I used to own Vandersteen Model 2Cs in the late 1980s, but finally want to step up my game. I currently have a legacy Nakamichi receiver / amp with 1000wpc, but will probably upgrade that once I select a new pair of speakers. Currently I'm playing mostly LPs on a Technics SL1210G. I now listen mostly with a Mark Levinson 5909 headphone connected to a small Class A pre-amp, so I treasure detail and transparency and don't lean toward "warm" speakers.

Room is good size since it encompasses living room and opens to dining room and kitchen behind it. Cathedral ceiling is about 12 feet high. 

I'm considering the following speakers: Vandersteen Treo CT, Wharfedale Elysian 4 (perhaps too big for my room), Monitor Audio Gold 300 and the Sonus Faber Sonetto VIII. These all fit within my budget. What are your thought about any of these...or do you have others to recommend?
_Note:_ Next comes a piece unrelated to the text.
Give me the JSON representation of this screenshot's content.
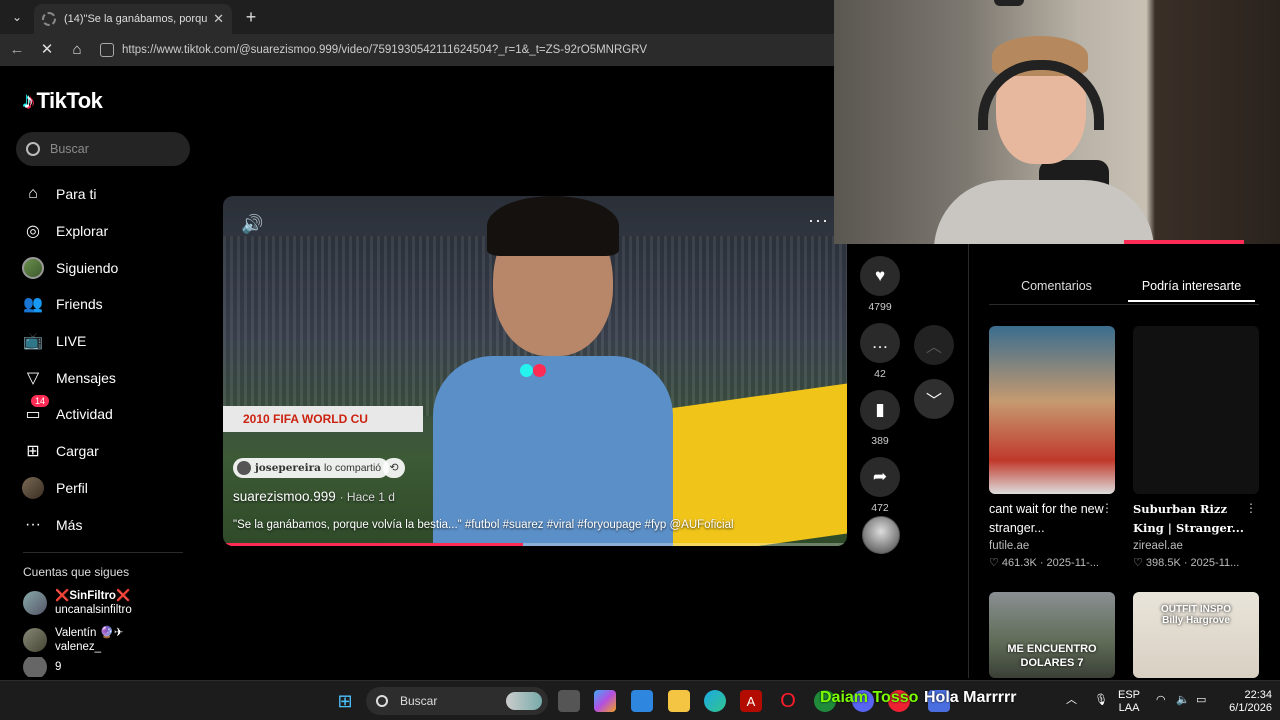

Thanks for whatever guidance you can give me.

 

aphilc

I am also very much in the PureAudioProject camp. They deliver a very natural, open and pure sound.  Because they are open baffle, bass waves from the back of the speaker and the front wave interact and cancel bass, so they are a touch lean in the upper bass to deep bass (the cancellation grows progressively more severe as in goes down in frequency).  I am not a bass freak so it does not matter that much to me given how good they sound.  There are many options for the midrange/high frequency drivers--wooden horn, conventional drivers, coaxial drivers, Voxativ field coil wide range driver (the most expensive option).  
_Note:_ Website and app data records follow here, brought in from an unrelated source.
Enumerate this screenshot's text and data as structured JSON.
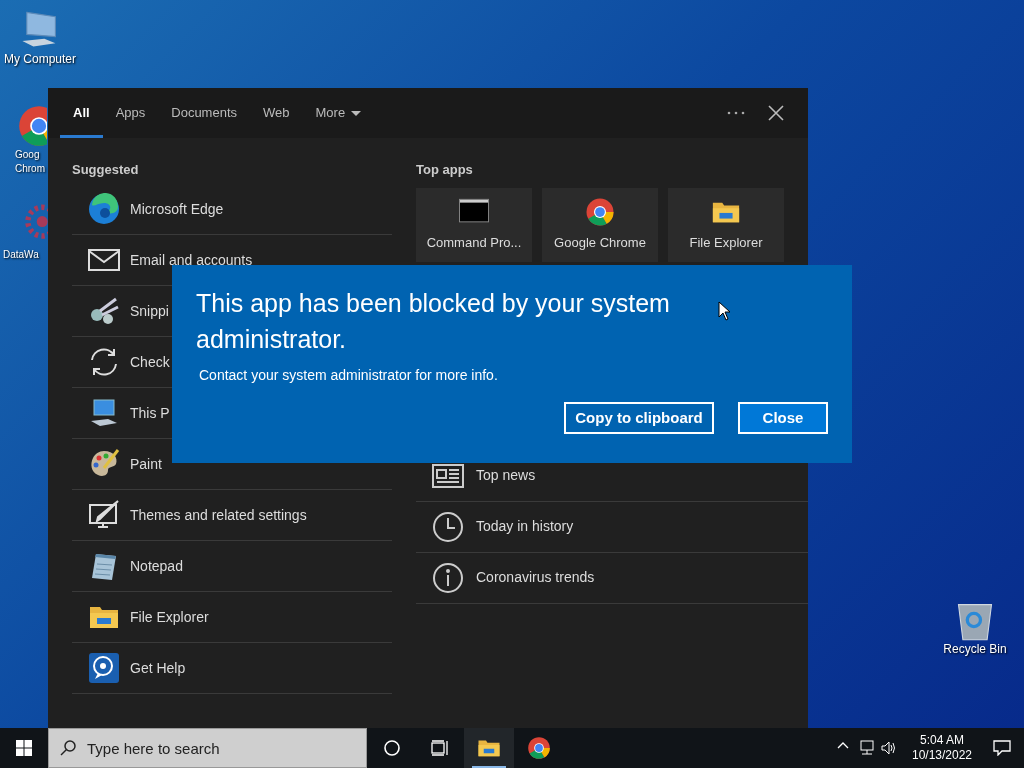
{
  "desktop_icons": [
    {
      "kind": "computer",
      "lines": [
        "My Computer"
      ]
    },
    {
      "kind": "chrome",
      "lines": [
        "Goog",
        "Chrom"
      ]
    },
    {
      "kind": "app",
      "lines": [
        "DataWa"
      ]
    },
    {
      "kind": "recycle",
      "lines": [
        "Recycle Bin"
      ]
    }
  ],
  "search_panel": {
    "tabs": [
      {
        "label": "All",
        "selected": true,
        "dropdown": false
      },
      {
        "label": "Apps",
        "selected": false,
        "dropdown": false
      },
      {
        "label": "Documents",
        "selected": false,
        "dropdown": false
      },
      {
        "label": "Web",
        "selected": false,
        "dropdown": false
      },
      {
        "label": "More",
        "selected": false,
        "dropdown": true
      }
    ],
    "suggested": {
      "heading": "Suggested",
      "items": [
        {
          "kind": "edge",
          "label": "Microsoft Edge"
        },
        {
          "kind": "mail",
          "label": "Email and accounts"
        },
        {
          "kind": "scissors",
          "label": "Snippi"
        },
        {
          "kind": "refresh",
          "label": "Check"
        },
        {
          "kind": "pc",
          "label": "This P"
        },
        {
          "kind": "paint",
          "label": "Paint"
        },
        {
          "kind": "themes",
          "label": "Themes and related settings"
        },
        {
          "kind": "notepad",
          "label": "Notepad"
        },
        {
          "kind": "folder",
          "label": "File Explorer"
        },
        {
          "kind": "help",
          "label": "Get Help"
        }
      ]
    },
    "top_apps": {
      "heading": "Top apps",
      "items": [
        {
          "kind": "terminal",
          "label": "Command Pro..."
        },
        {
          "kind": "chrome",
          "label": "Google Chrome"
        },
        {
          "kind": "folder",
          "label": "File Explorer"
        }
      ]
    },
    "quick_searches": [
      {
        "kind": "news",
        "label": "Top news"
      },
      {
        "kind": "clock",
        "label": "Today in history"
      },
      {
        "kind": "info",
        "label": "Coronavirus trends"
      }
    ]
  },
  "dialog": {
    "title": "This app has been blocked by your system administrator.",
    "message": "Contact your system administrator for more info.",
    "buttons": [
      {
        "label": "Copy to clipboard",
        "kind": "secondary"
      },
      {
        "label": "Close",
        "kind": "primary"
      }
    ]
  },
  "taskbar": {
    "search_placeholder": "Type here to search",
    "apps": [
      {
        "kind": "folder",
        "active": true
      },
      {
        "kind": "chrome",
        "active": false
      }
    ],
    "time": "5:04 AM",
    "date": "10/13/2022"
  }
}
The Volti suggestion is also good--they make decent, affordable horn-based systems.  The integration of the bass driver with the horn is a bit off, but, that is, to me, a minor flaw given the positive attributes of the system.  You get the lively, vibrant sound of horns with only a hint of horn nasal colorations.  Something like a Klipsch Cornwall is another good horn choice, but, they can sound a bit ragged and peaky unless someone who knows what he is doing swaps out internal parts.  
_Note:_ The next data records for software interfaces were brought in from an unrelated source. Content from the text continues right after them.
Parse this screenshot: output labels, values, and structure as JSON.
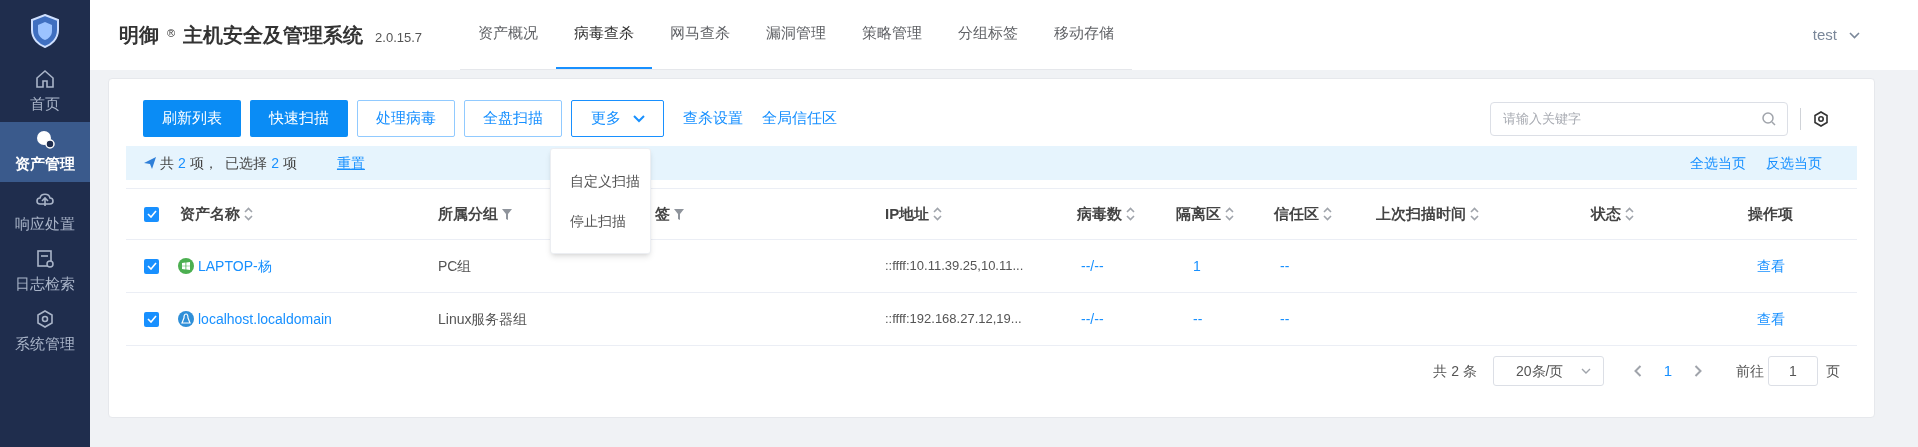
{
  "sidebar": {
    "items": [
      {
        "label": "首页",
        "selected": false
      },
      {
        "label": "资产管理",
        "selected": true
      },
      {
        "label": "响应处置",
        "selected": false
      },
      {
        "label": "日志检索",
        "selected": false
      },
      {
        "label": "系统管理",
        "selected": false
      }
    ]
  },
  "header": {
    "brand": "明御",
    "reg_mark": "®",
    "product": "主机安全及管理系统",
    "version": "2.0.15.7",
    "nav": [
      {
        "label": "资产概况",
        "selected": false
      },
      {
        "label": "病毒查杀",
        "selected": true
      },
      {
        "label": "网马查杀",
        "selected": false
      },
      {
        "label": "漏洞管理",
        "selected": false
      },
      {
        "label": "策略管理",
        "selected": false
      },
      {
        "label": "分组标签",
        "selected": false
      },
      {
        "label": "移动存储",
        "selected": false
      }
    ],
    "user": "test"
  },
  "toolbar": {
    "buttons": [
      {
        "label": "刷新列表",
        "kind": "primary"
      },
      {
        "label": "快速扫描",
        "kind": "primary"
      },
      {
        "label": "处理病毒",
        "kind": "outline"
      },
      {
        "label": "全盘扫描",
        "kind": "outline"
      },
      {
        "label": "更多",
        "kind": "dropdown",
        "expanded": true
      },
      {
        "label": "查杀设置",
        "kind": "link"
      },
      {
        "label": "全局信任区",
        "kind": "link"
      }
    ],
    "menu": [
      "自定义扫描",
      "停止扫描"
    ],
    "search": {
      "placeholder": "请输入关键字"
    }
  },
  "selection_bar": {
    "parts": [
      {
        "text": "共 ",
        "kind": "text"
      },
      {
        "text": "2",
        "kind": "count"
      },
      {
        "text": " 项，  已选择 ",
        "kind": "text"
      },
      {
        "text": "2",
        "kind": "count"
      },
      {
        "text": " 项",
        "kind": "text"
      }
    ],
    "reset": "重置",
    "actions": [
      "全选当页",
      "反选当页"
    ]
  },
  "table": {
    "all_checked": true,
    "columns": [
      {
        "label": "资产名称",
        "kind": "sortable"
      },
      {
        "label": "所属分组",
        "kind": "filterable"
      },
      {
        "label": "签",
        "kind": "filterable"
      },
      {
        "label": "IP地址",
        "kind": "sortable"
      },
      {
        "label": "病毒数",
        "kind": "sortable"
      },
      {
        "label": "隔离区",
        "kind": "sortable"
      },
      {
        "label": "信任区",
        "kind": "sortable"
      },
      {
        "label": "上次扫描时间",
        "kind": "sortable"
      },
      {
        "label": "状态",
        "kind": "sortable"
      },
      {
        "label": "操作项",
        "kind": "plain"
      }
    ],
    "rows": [
      {
        "checked": true,
        "kind": "windows",
        "name": "LAPTOP-杨",
        "group": "PC组",
        "ip": "::ffff:10.11.39.25,10.11...",
        "virus": "--/--",
        "quarantine": "1",
        "trust": "--",
        "action": "查看"
      },
      {
        "checked": true,
        "kind": "linux",
        "name": "localhost.localdomain",
        "group": "Linux服务器组",
        "ip": "::ffff:192.168.27.12,19...",
        "virus": "--/--",
        "quarantine": "--",
        "trust": "--",
        "action": "查看"
      }
    ]
  },
  "pagination": {
    "total": "共 2 条",
    "page_size": "20条/页",
    "pages": [
      {
        "label": "1",
        "selected": true
      }
    ],
    "goto_label": "前往",
    "goto_value": "1",
    "page_suffix": "页"
  }
}
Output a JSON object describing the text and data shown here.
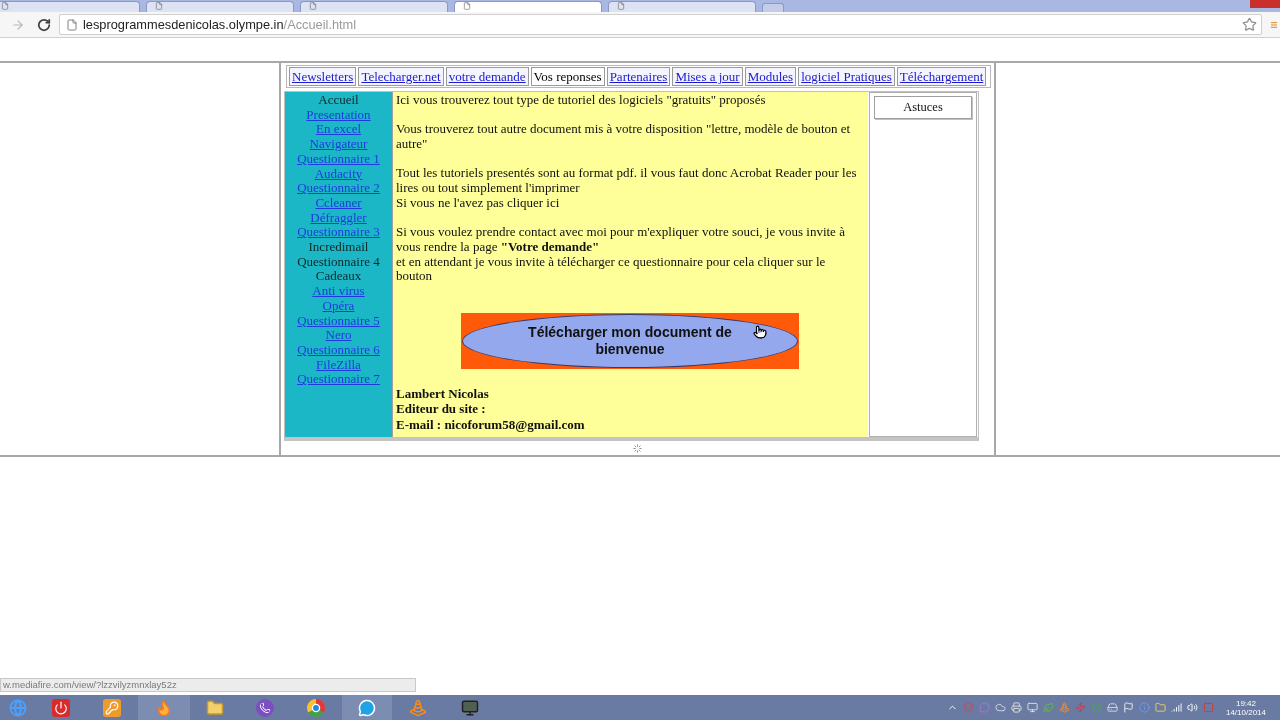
{
  "browser": {
    "tabs": [
      {
        "selected": false
      },
      {
        "selected": false
      },
      {
        "selected": false
      },
      {
        "selected": true
      },
      {
        "selected": false
      }
    ],
    "address": {
      "domain": "lesprogrammesdenicolas.olympe.in",
      "path": "/Accueil.html"
    }
  },
  "nav_tabs": [
    {
      "label": "Newsletters",
      "selected": false
    },
    {
      "label": "Telecharger.net",
      "selected": false
    },
    {
      "label": "votre demande",
      "selected": false
    },
    {
      "label": "Vos reponses",
      "selected": true
    },
    {
      "label": "Partenaires",
      "selected": false
    },
    {
      "label": "Mises a jour",
      "selected": false
    },
    {
      "label": "Modules",
      "selected": false
    },
    {
      "label": "logiciel Pratiques",
      "selected": false
    },
    {
      "label": "Téléchargement",
      "selected": false
    }
  ],
  "sidebar": {
    "items": [
      {
        "label": "Accueil",
        "link": false
      },
      {
        "label": "Presentation",
        "link": true
      },
      {
        "label": "En excel",
        "link": true
      },
      {
        "label": "Navigateur",
        "link": true
      },
      {
        "label": "Questionnaire 1",
        "link": true
      },
      {
        "label": "Audacity",
        "link": true
      },
      {
        "label": "Questionnaire 2",
        "link": true
      },
      {
        "label": "Ccleaner",
        "link": true
      },
      {
        "label": "Défraggler",
        "link": true
      },
      {
        "label": "Questionnaire 3",
        "link": true
      },
      {
        "label": "Incredimail",
        "link": false
      },
      {
        "label": "Questionnaire 4",
        "link": false
      },
      {
        "label": "Cadeaux",
        "link": false
      },
      {
        "label": "Anti virus",
        "link": true
      },
      {
        "label": "Opéra",
        "link": true
      },
      {
        "label": "Questionnaire 5",
        "link": true
      },
      {
        "label": "Nero",
        "link": true
      },
      {
        "label": "Questionnaire 6",
        "link": true
      },
      {
        "label": "FileZilla",
        "link": true
      },
      {
        "label": "Questionnaire 7",
        "link": true
      }
    ]
  },
  "content": {
    "paragraphs": [
      [
        "Ici vous trouverez tout type de tutoriel des logiciels \"gratuits\" proposés"
      ],
      [
        "Vous trouverez tout autre document mis à votre disposition \"lettre, modèle de bouton et autre\""
      ],
      [
        "Tout les tutoriels presentés sont au format pdf. il vous faut donc Acrobat Reader pour les lires ou tout simplement l'imprimer",
        "Si vous ne l'avez pas cliquer ici"
      ],
      [
        "Si vous voulez prendre contact avec moi pour m'expliquer votre souci, je vous invite à vous rendre  la page **\"Votre demande\"**",
        "et en attendant je vous invite à télécharger ce questionnaire pour cela cliquer sur le bouton"
      ]
    ],
    "download_button": "Télécharger mon document de bienvenue",
    "author": "Lambert Nicolas",
    "publisher": "Editeur du site :",
    "email": "E-mail : nicoforum58@gmail.com"
  },
  "right_panel": {
    "button": "Astuces"
  },
  "status_url": "w.mediafire.com/view/?lzzvilyzmnxlay52z",
  "taskbar": {
    "time": "19:42",
    "date": "14/10/2014"
  }
}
If you can/must place speakers near the corner of the room, you should audition Audio Note speakers.  They are very musical, lively, yet relaxed (not edgy sounding) and one can listen to them for hours on end.  Among other conventional speakers, I like ProAc speakers--they too sound relaxed, but not sluggish, and are good in long listening sessions.

 

Good luck in your search.

As suggested earlier, prearrange demos with the dealer(s) and get to a city. I'd put together a list of speakers you'd like to demo first, perhaps drawing upon some of the suggestions here.


I'm in the same boat as far as having limited lines I can audition in shops close to my home. That said, after hearing Wilson, Sonus Faber, Fyne, Atohm, B&W, Focal, Triangle, and a few others, I plan to soon upgrade to PMC.  When I heard them at my local dealer, they delivered everything I had been looking for: imaging and instrument separation like I'd never heard before in a floor-standing speaker, deep and textured bass, sweet and natural sounding midrange (especially vocals), and clean, incisive highs,  The PMC Twenty5.24i and Twenty5.26i are worth putting on your list.  Others I haven't heard but would like to are Borresen and Gershman (their Studio xDb speakers are sort of in your price range at $12k list).

italian Zilgali QA series speakers outperform everithing i have heared so far - almost Wilson sound at 1/3 price.

Another vote for the ATC SCM40a speakers.  They are tri-amped and this allows the mfg to voice the speaker and amp together, and with an active crossover further control is possible.

I have SCM7's with Benchmark amplification in a small room, (plus subs), and that tweeter really is amazing.